Here there is a little difference in the wording from lodge to lodge but not enough that whatever I learned in my lodge wouldn't work or vice versa. I haven't been to lodge in another state yet so have not heard an out of state proficiency so I wonder if the situation is the same?


----------



## BullDozer Harrell (Jan 19, 2017)

Good luck. I think you'll make a good Mason and friend to some lucky Brothers.

Android OS Nougat 7.0


----------



## Keith C (Jan 19, 2017)

From what you have written I agree with the others, you will get a lot out of Freemasonry and the Fraternity will be better for you having joined.

Also, as others have stated, you are wise to avoid writings etc that 'expose' the rituals.  Two other brothers went through the degrees in the same general time frame as I did. One of them, like me, avoided trying to find out what would happen ahead of time, the other always wanted to 'be ahead of the game.'
He even put a MM symbol on his car before even being Entered.  Well after all was said and done, he said he felt little impact from the 3 rituals, he knew ahead of time what would happen, and so had little of the anticipation and none of the "AHA" moments or profound feelings of awe that I and the other brother felt.


----------



## dfreybur (Jan 19, 2017)

Warrior1256 said:


> Here there is a little difference in the wording from lodge to lodge but not enough that whatever I learned in my lodge wouldn't work or vice versa. I haven't been to lodge in another state yet so have not heard an out of state proficiency so I wonder if the situation is the same?



The difference in the proficiencies is around the same as the difference in the rest of the ritual.
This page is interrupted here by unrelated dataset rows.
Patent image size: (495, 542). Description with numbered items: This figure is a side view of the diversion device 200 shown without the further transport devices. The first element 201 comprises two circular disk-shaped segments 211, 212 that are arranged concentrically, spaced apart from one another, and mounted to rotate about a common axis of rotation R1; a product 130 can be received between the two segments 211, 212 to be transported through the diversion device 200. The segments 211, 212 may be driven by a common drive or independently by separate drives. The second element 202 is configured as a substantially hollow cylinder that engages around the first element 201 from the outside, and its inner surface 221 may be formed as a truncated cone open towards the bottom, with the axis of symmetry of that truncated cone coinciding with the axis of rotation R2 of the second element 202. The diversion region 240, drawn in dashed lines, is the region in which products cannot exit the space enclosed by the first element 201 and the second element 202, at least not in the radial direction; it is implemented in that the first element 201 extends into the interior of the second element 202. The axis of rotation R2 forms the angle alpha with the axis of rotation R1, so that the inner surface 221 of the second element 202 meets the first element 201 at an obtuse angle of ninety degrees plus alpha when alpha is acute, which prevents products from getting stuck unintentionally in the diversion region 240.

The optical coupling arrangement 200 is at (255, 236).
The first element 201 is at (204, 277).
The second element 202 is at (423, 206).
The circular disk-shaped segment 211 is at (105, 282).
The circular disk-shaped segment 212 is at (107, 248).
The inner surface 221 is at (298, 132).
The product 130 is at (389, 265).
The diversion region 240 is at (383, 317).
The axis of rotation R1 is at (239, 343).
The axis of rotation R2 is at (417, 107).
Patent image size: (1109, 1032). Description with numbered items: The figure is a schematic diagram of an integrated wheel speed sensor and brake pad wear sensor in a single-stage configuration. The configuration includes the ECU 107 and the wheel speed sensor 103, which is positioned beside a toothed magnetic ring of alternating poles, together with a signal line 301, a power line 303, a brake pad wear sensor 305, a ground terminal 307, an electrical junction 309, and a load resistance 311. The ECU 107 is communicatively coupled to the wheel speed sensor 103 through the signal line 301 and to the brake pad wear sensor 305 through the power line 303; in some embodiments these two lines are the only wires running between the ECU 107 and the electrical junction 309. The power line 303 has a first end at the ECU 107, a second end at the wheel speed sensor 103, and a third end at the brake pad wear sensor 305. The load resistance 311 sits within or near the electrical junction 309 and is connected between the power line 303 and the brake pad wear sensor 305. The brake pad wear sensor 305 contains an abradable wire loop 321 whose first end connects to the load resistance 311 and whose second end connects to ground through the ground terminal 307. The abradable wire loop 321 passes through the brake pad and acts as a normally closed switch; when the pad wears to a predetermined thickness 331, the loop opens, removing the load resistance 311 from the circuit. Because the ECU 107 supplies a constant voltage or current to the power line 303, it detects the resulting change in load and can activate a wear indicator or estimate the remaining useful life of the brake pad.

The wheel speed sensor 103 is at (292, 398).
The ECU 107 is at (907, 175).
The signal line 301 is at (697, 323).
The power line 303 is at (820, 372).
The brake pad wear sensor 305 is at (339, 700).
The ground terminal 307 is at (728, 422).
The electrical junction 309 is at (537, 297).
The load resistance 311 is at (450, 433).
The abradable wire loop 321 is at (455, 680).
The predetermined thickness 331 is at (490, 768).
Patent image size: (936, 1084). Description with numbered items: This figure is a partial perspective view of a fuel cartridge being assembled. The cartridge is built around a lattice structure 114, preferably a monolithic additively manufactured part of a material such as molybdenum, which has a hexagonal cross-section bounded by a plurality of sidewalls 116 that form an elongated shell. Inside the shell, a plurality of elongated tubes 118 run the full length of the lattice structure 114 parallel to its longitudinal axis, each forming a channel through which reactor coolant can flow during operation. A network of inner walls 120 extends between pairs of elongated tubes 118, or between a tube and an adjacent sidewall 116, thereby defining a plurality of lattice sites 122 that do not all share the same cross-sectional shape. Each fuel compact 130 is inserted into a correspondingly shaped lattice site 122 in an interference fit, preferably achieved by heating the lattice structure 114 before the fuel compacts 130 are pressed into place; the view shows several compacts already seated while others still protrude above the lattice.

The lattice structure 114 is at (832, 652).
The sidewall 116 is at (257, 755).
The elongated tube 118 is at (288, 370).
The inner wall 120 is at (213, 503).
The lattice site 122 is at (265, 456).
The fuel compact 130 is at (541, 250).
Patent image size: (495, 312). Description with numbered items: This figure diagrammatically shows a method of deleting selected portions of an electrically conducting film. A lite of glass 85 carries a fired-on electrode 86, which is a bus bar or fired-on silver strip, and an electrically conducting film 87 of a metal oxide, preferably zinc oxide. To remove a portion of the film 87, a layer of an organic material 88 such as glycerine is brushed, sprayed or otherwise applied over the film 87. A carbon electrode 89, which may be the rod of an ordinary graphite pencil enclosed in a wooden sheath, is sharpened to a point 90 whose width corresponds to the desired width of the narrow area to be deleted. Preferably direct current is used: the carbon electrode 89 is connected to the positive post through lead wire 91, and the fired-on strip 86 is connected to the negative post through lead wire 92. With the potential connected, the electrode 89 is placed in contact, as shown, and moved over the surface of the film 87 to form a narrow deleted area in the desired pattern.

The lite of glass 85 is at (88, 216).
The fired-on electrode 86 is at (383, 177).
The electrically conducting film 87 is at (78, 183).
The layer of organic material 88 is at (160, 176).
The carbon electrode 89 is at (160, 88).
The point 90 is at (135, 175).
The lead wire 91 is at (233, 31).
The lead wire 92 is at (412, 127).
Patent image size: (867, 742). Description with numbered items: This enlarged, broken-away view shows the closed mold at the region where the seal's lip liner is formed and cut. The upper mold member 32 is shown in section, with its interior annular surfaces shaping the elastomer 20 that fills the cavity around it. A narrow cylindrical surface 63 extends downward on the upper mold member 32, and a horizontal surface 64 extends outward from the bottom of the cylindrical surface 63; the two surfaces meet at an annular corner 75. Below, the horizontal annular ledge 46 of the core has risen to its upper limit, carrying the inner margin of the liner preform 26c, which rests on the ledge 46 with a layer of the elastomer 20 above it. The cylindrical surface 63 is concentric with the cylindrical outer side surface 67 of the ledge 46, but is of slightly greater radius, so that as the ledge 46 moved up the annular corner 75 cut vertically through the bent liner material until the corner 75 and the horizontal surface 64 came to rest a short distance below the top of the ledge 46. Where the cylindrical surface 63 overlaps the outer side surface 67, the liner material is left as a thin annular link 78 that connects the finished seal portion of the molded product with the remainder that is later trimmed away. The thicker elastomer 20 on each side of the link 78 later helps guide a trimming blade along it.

One big difference is size for each proficiency.  A lecture added or subtracted here, other material added or subtracted there.  The Texas EA proficiency is about twice the size of the California EA proficiency because Texas includes one of the lecture modules.  The California MM proficiency is about twice the size of the Texas MM because California includes a summary of the entire second section.  All in all it about evens out.


----------



## Warrior1256 (Jan 20, 2017)

dfreybur said:


> One big difference is size for each proficiency. A lecture added or subtracted here, other material added or subtracted there. The Texas EA proficiency is about twice the size of the California EA proficiency because Texas includes one of the lecture modules. The California MM proficiency is about twice the size of the Texas MM because California includes a summary of the entire second section. All in all it about evens out.


Ah, I see. From state to state there may simply be additional material in the proficiencies.


----------